Do anioła mi daleko...
A wracając do tematu DRUGIEGO dziecka....chce ktoś pobawić...mam takiego fajnego, kumatego (fajnie głuży, naprawdę można se pogadać) prawie dwumiesieczniaka... tyle, że w dzień nie śpi..
Wczoraj na wycieczce nad morze zastanawiałam się dlaczego wcześniej nie odkryłam takiego ruchu "bezdzietni z wyboru".
Zastanawiam się kiedy ja wypoczywałam z 7 tygodniowym synem i 4 letnią córką.
Wiem...na kawie.
Potem doszłam do wniosku, że Ewa właściwie była grzeczna, Tymek non stop jadł...jak zjadł to spał, ale jak nie spał, znaczy się był głodny to wył...

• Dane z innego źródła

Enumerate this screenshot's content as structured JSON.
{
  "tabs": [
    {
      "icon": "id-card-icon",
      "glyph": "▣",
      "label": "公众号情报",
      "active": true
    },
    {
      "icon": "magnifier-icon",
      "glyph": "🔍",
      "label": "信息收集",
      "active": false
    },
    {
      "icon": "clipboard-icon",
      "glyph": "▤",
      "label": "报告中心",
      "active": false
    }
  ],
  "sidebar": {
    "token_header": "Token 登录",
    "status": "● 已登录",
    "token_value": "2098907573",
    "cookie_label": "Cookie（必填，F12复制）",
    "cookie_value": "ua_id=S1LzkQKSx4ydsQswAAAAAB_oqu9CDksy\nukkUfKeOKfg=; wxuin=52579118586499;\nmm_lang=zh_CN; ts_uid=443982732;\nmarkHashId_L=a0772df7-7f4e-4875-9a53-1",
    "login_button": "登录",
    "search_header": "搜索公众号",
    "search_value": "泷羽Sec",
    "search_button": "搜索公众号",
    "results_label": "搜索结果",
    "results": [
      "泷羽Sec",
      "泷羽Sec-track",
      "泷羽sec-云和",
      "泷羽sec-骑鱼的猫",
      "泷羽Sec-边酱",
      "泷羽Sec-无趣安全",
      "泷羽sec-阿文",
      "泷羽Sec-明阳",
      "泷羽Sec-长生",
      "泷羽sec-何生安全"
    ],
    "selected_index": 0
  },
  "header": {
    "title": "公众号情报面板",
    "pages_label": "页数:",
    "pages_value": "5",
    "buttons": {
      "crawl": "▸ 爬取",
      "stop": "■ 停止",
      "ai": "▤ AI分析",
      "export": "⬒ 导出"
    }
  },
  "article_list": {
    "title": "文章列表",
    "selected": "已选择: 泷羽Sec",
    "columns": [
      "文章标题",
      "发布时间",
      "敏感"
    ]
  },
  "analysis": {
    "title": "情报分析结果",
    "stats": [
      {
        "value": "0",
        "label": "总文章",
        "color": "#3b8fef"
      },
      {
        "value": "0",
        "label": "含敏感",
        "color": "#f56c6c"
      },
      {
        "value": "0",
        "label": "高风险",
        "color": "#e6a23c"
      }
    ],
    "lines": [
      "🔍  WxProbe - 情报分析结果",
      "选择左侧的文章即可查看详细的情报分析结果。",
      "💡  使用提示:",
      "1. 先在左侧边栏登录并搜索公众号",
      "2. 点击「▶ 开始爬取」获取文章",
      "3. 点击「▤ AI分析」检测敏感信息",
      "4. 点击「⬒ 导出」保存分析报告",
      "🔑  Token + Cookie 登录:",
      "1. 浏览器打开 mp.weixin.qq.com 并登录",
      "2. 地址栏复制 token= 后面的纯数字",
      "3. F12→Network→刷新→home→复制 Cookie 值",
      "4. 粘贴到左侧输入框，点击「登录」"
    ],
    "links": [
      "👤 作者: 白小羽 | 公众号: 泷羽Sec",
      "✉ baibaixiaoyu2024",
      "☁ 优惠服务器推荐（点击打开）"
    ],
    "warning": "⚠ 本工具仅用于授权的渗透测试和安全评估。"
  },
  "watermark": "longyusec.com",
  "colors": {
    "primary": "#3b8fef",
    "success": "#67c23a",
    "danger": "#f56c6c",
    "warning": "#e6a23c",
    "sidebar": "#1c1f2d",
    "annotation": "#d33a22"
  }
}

Jak się głębiej zastanowiłam to doszłam do wniosku że najbardziej wkurzył mnie mąż, który chciał sobie godzinę na plaży w upale posiedzieć. Musiałam mu wytłumaczyć jak wygląda stosunek masy do powierzchni ciała małego niemowlaka i jakie to niesie ze sobą konsekwencje. Poza tym jak nienawidzę SIEDZIEĆ na plaży.
Szczerze...to teraz z dwójką klnę na czym świat stoi.
Ale już z doświadczenia wiem, że za kilka lat będę myślała zupełnie inaczej.